I have to say, it's only too easy to believe that a group of people would really act like this. Which is why I say most of the wizards have probably never considered the negative consequences of their beliefs, probably never even questioned “what's done” enough to consider these things. But it might be time, in the wizarding world in which we will never know what events take place after the seven Harry Potter books, for wizards to rethink those beliefs and attitudes. Even with Dumbledore gone, there are still others who could carry on the questioning mind torch – Harry himself, for example, seems to be very openminded, and he's certainly in a position to get other people to listen to him!
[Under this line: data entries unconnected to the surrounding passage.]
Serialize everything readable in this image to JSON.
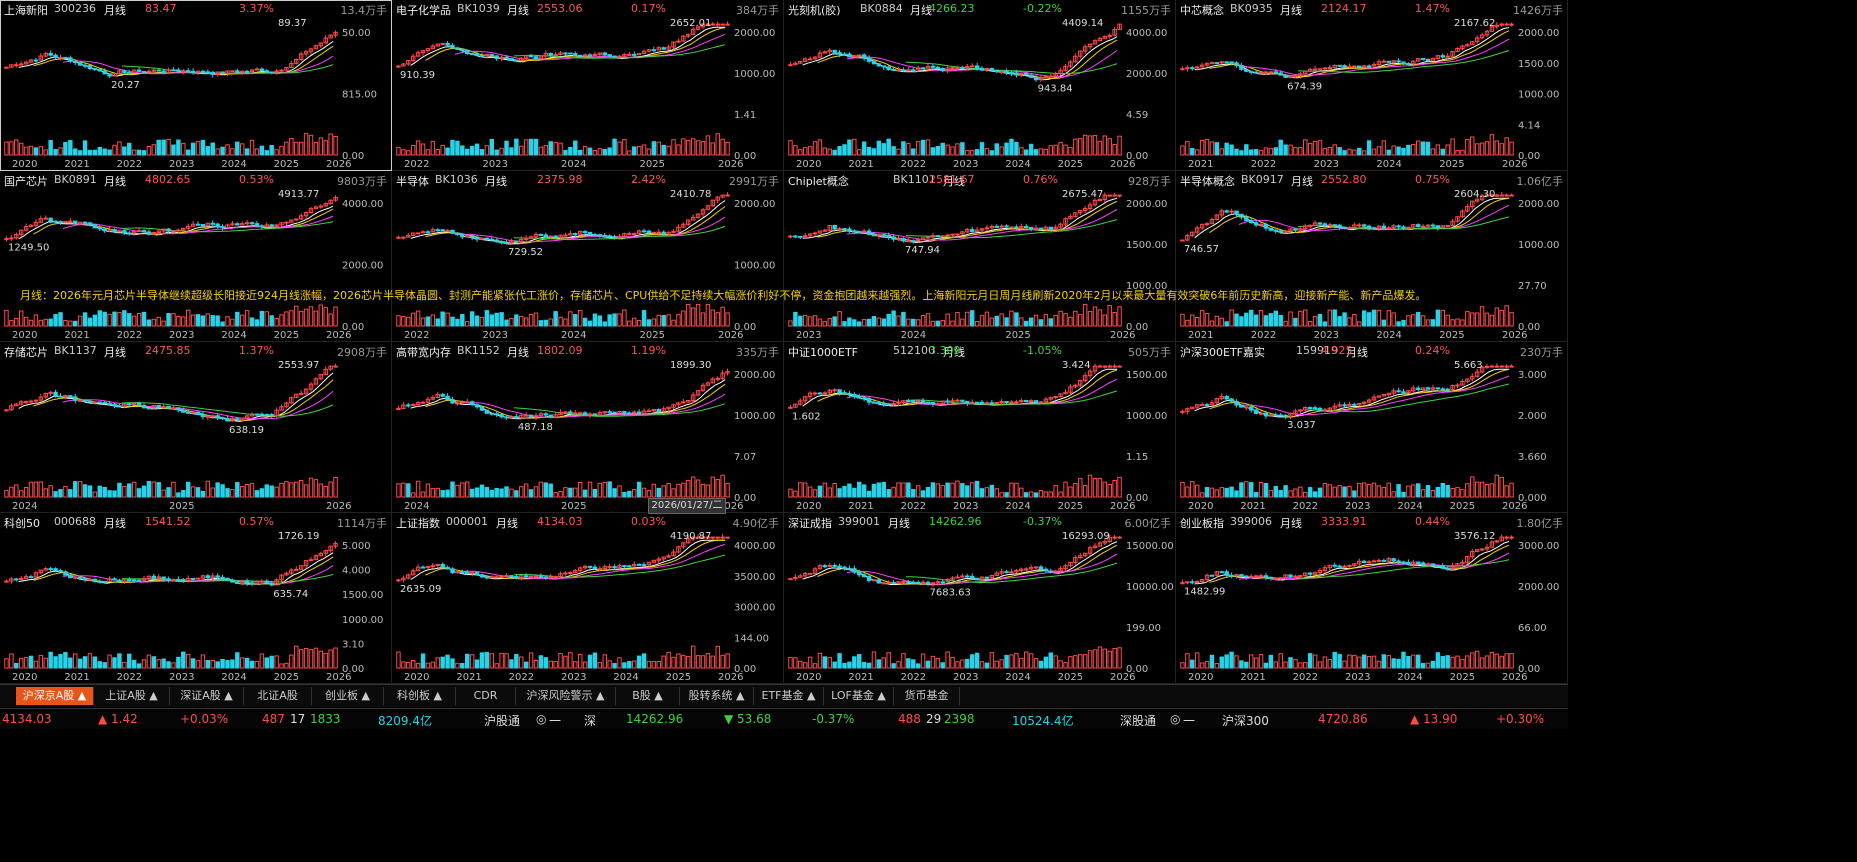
{
  "palette": {
    "up": "#ff4a4a",
    "down": "#27d3e8",
    "ma5": "#ffffff",
    "ma10": "#f5d000",
    "ma20": "#ff3cff",
    "ma60": "#3ed23e",
    "accent": "#e8541a"
  },
  "panels": [
    {
      "name": "上海新阳",
      "code": "300236",
      "period": "月线",
      "price": "83.47",
      "pct": "3.37%",
      "volume": "13.4万手",
      "high_label": "89.37",
      "low_label": "20.27",
      "axis_labels": [
        "50.00",
        "815.00",
        "0.00"
      ],
      "years": [
        "2020",
        "2021",
        "2022",
        "2023",
        "2024",
        "2025",
        "2026"
      ]
    },
    {
      "name": "电子化学品",
      "code": "BK1039",
      "period": "月线",
      "price": "2553.06",
      "pct": "0.17%",
      "volume": "384万手",
      "high_label": "2652.01",
      "low_label": "910.39",
      "axis_labels": [
        "2000.00",
        "1000.00",
        "1.41",
        "0.00"
      ],
      "years": [
        "2022",
        "2023",
        "2024",
        "2025",
        "2026"
      ]
    },
    {
      "name": "光刻机(胶)",
      "code": "BK0884",
      "period": "月线",
      "price": "4266.23",
      "pct": "-0.22%",
      "volume": "1155万手",
      "high_label": "4409.14",
      "low_label": "943.84",
      "axis_labels": [
        "4000.00",
        "2000.00",
        "4.59",
        "0.00"
      ],
      "years": [
        "2020",
        "2021",
        "2022",
        "2023",
        "2024",
        "2025",
        "2026"
      ]
    },
    {
      "name": "中芯概念",
      "code": "BK0935",
      "period": "月线",
      "price": "2124.17",
      "pct": "1.47%",
      "volume": "1426万手",
      "high_label": "2167.62",
      "low_label": "674.39",
      "axis_labels": [
        "2000.00",
        "1500.00",
        "1000.00",
        "4.14",
        "0.00"
      ],
      "years": [
        "2021",
        "2022",
        "2023",
        "2024",
        "2025",
        "2026"
      ]
    },
    {
      "name": "国产芯片",
      "code": "BK0891",
      "period": "月线",
      "price": "4802.65",
      "pct": "0.53%",
      "volume": "9803万手",
      "high_label": "4913.77",
      "low_label": "1249.50",
      "axis_labels": [
        "4000.00",
        "2000.00",
        "0.00"
      ],
      "years": [
        "2020",
        "2021",
        "2022",
        "2023",
        "2024",
        "2025",
        "2026"
      ]
    },
    {
      "name": "半导体",
      "code": "BK1036",
      "period": "月线",
      "price": "2375.98",
      "pct": "2.42%",
      "volume": "2991万手",
      "high_label": "2410.78",
      "low_label": "729.52",
      "axis_labels": [
        "2000.00",
        "1000.00",
        "0.00"
      ],
      "years": [
        "2022",
        "2023",
        "2024",
        "2025",
        "2026"
      ]
    },
    {
      "name": "Chiplet概念",
      "code": "BK1101",
      "period": "月线",
      "price": "2581.67",
      "pct": "0.76%",
      "volume": "928万手",
      "high_label": "2675.47",
      "low_label": "747.94",
      "axis_labels": [
        "2000.00",
        "1500.00",
        "1000.00",
        "0.00"
      ],
      "years": [
        "2023",
        "2024",
        "2025",
        "2026"
      ]
    },
    {
      "name": "半导体概念",
      "code": "BK0917",
      "period": "月线",
      "price": "2552.80",
      "pct": "0.75%",
      "volume": "1.06亿手",
      "high_label": "2604.30",
      "low_label": "746.57",
      "axis_labels": [
        "2000.00",
        "1000.00",
        "27.70",
        "0.00"
      ],
      "years": [
        "2021",
        "2022",
        "2023",
        "2024",
        "2025",
        "2026"
      ]
    },
    {
      "name": "存储芯片",
      "code": "BK1137",
      "period": "月线",
      "price": "2475.85",
      "pct": "1.37%",
      "volume": "2908万手",
      "high_label": "2553.97",
      "low_label": "638.19",
      "axis_labels": [],
      "years": [
        "2024",
        "2025",
        "2026"
      ]
    },
    {
      "name": "高带宽内存",
      "code": "BK1152",
      "period": "月线",
      "price": "1802.09",
      "pct": "1.19%",
      "volume": "335万手",
      "high_label": "1899.30",
      "low_label": "487.18",
      "axis_labels": [
        "2000.00",
        "1000.00",
        "7.07",
        "0.00"
      ],
      "years": [
        "2024",
        "2025",
        "2026"
      ]
    },
    {
      "name": "中证1000ETF",
      "code": "512100",
      "period": "月线",
      "price": "3.309",
      "pct": "-1.05%",
      "volume": "505万手",
      "high_label": "3.424",
      "low_label": "1.602",
      "axis_labels": [
        "1500.00",
        "1000.00",
        "1.15",
        "0.00"
      ],
      "years": [
        "2020",
        "2021",
        "2022",
        "2023",
        "2024",
        "2025",
        "2026"
      ]
    },
    {
      "name": "沪深300ETF嘉实",
      "code": "159919",
      "period": "月线",
      "price": "4.925",
      "pct": "0.24%",
      "volume": "230万手",
      "high_label": "5.663",
      "low_label": "3.037",
      "axis_labels": [
        "3.000",
        "2.000",
        "3.660",
        "0.000"
      ],
      "years": [
        "2020",
        "2021",
        "2022",
        "2023",
        "2024",
        "2025",
        "2026"
      ]
    },
    {
      "name": "科创50",
      "code": "000688",
      "period": "月线",
      "price": "1541.52",
      "pct": "0.57%",
      "volume": "1114万手",
      "high_label": "1726.19",
      "low_label": "635.74",
      "axis_labels": [
        "5.000",
        "4.000",
        "1500.00",
        "1000.00",
        "3.10",
        "0.00"
      ],
      "years": [
        "2020",
        "2021",
        "2022",
        "2023",
        "2024",
        "2025",
        "2026"
      ]
    },
    {
      "name": "上证指数",
      "code": "000001",
      "period": "月线",
      "price": "4134.03",
      "pct": "0.03%",
      "volume": "4.90亿手",
      "high_label": "4190.87",
      "low_label": "2635.09",
      "axis_labels": [
        "4000.00",
        "3500.00",
        "3000.00",
        "144.00",
        "0.00"
      ],
      "years": [
        "2020",
        "2021",
        "2022",
        "2023",
        "2024",
        "2025",
        "2026"
      ]
    },
    {
      "name": "深证成指",
      "code": "399001",
      "period": "月线",
      "price": "14262.96",
      "pct": "-0.37%",
      "volume": "6.00亿手",
      "high_label": "16293.09",
      "low_label": "7683.63",
      "axis_labels": [
        "15000.00",
        "10000.00",
        "199.00",
        "0.00"
      ],
      "years": [
        "2020",
        "2021",
        "2022",
        "2023",
        "2024",
        "2025",
        "2026"
      ]
    },
    {
      "name": "创业板指",
      "code": "399006",
      "period": "月线",
      "price": "3333.91",
      "pct": "0.44%",
      "volume": "1.80亿手",
      "high_label": "3576.12",
      "low_label": "1482.99",
      "axis_labels": [
        "3000.00",
        "2000.00",
        "66.00",
        "0.00"
      ],
      "years": [
        "2020",
        "2021",
        "2022",
        "2023",
        "2024",
        "2025",
        "2026"
      ]
    }
  ],
  "news": "月线：2026年元月芯片半导体继续超级长阳接近924月线涨幅，2026芯片半导体晶圆、封测产能紧张代工涨价，存储芯片、CPU供给不足持续大幅涨价利好不停，资金抱团越来越强烈。上海新阳元月日周月线刷新2020年2月以来最大量有效突破6年前历史新高，迎接新产能、新产品爆发。",
  "crosshair_date": "2026/01/27/二",
  "tabs": [
    {
      "label": "沪深京A股 ▲",
      "active": true
    },
    {
      "label": "上证A股 ▲"
    },
    {
      "label": "深证A股 ▲"
    },
    {
      "label": "北证A股"
    },
    {
      "label": "创业板 ▲"
    },
    {
      "label": "科创板 ▲"
    },
    {
      "label": "CDR"
    },
    {
      "label": "沪深风险警示 ▲"
    },
    {
      "label": "B股 ▲"
    },
    {
      "label": "股转系统 ▲"
    },
    {
      "label": "ETF基金 ▲"
    },
    {
      "label": "LOF基金 ▲"
    },
    {
      "label": "货币基金"
    }
  ],
  "status": {
    "sh_index": "4134.03",
    "sh_change": "▲ 1.42",
    "sh_pct": "+0.03%",
    "sh_up": "487",
    "sh_flat": "17",
    "sh_down": "1833",
    "sh_amount": "8209.4亿",
    "hgt": "沪股通",
    "hgt_mark": "一",
    "sz_label": "深",
    "sz_index": "14262.96",
    "sz_change": "▼ 53.68",
    "sz_pct": "-0.37%",
    "sz_up": "488",
    "sz_flat": "29",
    "sz_down": "2398",
    "sz_amount": "10524.4亿",
    "sgt": "深股通",
    "sgt_mark": "一",
    "hs300_label": "沪深300",
    "hs300": "4720.86",
    "hs300_change": "▲ 13.90",
    "hs300_pct": "+0.30%"
  }
}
And maybe after all of Voldemort's anti-Muggle propaganda, fewer wizards will want to see Muggles as the bad guys, and begin to question the society's whole attitude towards Muggles, wondering if they can really be so bad as someone like Voldemort made them out to be. Maybe enough wizards will realize how silly it is that they're still hiding from a group of people who stopped trying to get rid of them centuries ago. Maybe Harry and friends' children will live to see a world where wizards and Muggles can truly live together in harmony.